As indicated in Figure 5 of the paper, the accuracy of secondary structure prediction increases with the size of the jury of networks used to do the prediction.

There are currently three sizes of juries that can be used to do predictions:

Small

This is a jury containing just one set of cascading networks. The first level network is 17 x 30 x 2, and the second level network is 19 x 15 x 2. (The numbers refer to the number of consecutive residues examined, the size of the hidden layer, and the number of outputs). The "prediction set estimated accuracy" method described in the paper is used to estimate the probabilities of helix, strand, and coil at each position. The expected 3-state accuracy of this method on a new profile of unknown sequences is 74.58%, as measured by cross validated tests.

Medium

This is a jury containing eight sets of cascading networks, as described in the paper and shown in Figure 5. The eight jurors are:
  Juror 1  level 1 - 17 x 30 x 2
           level 2 - 19 x 15 x 2

  Juror 2  level 1 - 17 x 30 x 2
           level 2 - 19 x 16 x 2

  Juror 3  level 1 - 17 x 30 x 2
           level 2 - 19 x 17 x 2

  Juror 4  level 1 - 17 x 30 x 2
           level 2 - 19 x 18 x 2

  Juror 5  level 1 - 17 x 30 x 2
           level 2 - 19 x 18 x 2
           Reduced training set algorithm used for this juror.
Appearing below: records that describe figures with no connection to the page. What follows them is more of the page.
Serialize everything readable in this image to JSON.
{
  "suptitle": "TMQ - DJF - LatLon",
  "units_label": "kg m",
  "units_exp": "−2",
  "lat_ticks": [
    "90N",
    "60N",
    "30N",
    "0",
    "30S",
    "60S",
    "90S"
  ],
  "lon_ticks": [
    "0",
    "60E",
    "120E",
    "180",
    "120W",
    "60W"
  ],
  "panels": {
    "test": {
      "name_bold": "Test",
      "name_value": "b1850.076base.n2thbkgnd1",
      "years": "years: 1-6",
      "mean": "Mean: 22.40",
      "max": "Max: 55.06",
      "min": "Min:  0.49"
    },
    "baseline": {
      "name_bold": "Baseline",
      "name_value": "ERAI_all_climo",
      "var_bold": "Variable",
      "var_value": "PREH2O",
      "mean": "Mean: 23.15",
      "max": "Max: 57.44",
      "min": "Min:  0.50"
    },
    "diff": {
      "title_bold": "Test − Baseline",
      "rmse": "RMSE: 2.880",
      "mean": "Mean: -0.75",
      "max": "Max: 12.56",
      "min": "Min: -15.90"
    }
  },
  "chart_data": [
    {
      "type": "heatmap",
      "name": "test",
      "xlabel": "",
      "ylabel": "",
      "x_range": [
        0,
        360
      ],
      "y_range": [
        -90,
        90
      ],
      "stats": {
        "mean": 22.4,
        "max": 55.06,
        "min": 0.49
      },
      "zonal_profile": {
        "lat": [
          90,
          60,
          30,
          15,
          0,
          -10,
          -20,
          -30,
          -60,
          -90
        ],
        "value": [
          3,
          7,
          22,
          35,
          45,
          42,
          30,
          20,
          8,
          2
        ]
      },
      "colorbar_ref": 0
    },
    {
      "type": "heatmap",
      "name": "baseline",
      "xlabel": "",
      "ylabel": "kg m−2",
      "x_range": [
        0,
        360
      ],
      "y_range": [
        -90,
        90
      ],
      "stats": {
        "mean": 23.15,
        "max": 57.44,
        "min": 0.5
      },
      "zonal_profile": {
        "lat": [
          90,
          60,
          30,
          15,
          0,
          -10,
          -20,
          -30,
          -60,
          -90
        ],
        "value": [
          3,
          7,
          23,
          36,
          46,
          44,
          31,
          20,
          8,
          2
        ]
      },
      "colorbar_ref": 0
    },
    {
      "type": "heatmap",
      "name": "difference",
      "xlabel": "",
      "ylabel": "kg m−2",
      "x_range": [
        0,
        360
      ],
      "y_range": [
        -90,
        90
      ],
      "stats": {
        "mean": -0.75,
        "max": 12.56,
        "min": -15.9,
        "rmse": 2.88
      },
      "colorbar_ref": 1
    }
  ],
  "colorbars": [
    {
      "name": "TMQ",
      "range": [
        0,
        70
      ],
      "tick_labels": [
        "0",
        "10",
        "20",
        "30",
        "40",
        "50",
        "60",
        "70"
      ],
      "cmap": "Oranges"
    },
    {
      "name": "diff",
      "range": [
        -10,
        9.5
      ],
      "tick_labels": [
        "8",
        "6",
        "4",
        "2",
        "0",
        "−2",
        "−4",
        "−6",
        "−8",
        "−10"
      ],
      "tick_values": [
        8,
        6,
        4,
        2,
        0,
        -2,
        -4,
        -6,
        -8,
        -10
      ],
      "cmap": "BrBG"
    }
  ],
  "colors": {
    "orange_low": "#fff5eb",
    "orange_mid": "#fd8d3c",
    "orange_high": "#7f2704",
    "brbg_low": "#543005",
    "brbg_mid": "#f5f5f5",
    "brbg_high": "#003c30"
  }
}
  Juror 6  level 1 - 17 x 30 x 2
           level 2 - 19 x 19 x 2

  Juror 7  level 1 - 17 x 30 x 2
           level 2 - 19 x 19 x 2

  Juror 8  level 1 - 17 x 30 x 2
           level 2 - 19 x 20 x 2
The expected 3-state accuracy of this method on a new profile of sequences is 74.76%, as measured by cross validation on non-homologous sequences. Matthews correlation coefficients for three states are 0.684, 0.544, and 0.550 for helix, strand, and coil. A more detailed analysis of accuracy is given in Table 8 in the paper.

Large

In performing cross validated tests to determine the expected accuracy of the medium jury on new sequences, 120 separate sets of cascading networks were trained. For each of the 8 topologies described above, networks were trained on 15 different training sets. The large jury combines these 120 network sets. The expected accuracy of this jury on unknown sequences has (for obvious reasons) not been tested by cross validation. Accuracy will be determined by future application on new sequences. However, extrapolation of Figure 5 suggests that a jury of 120 networks will be more accurate than a jury of 8.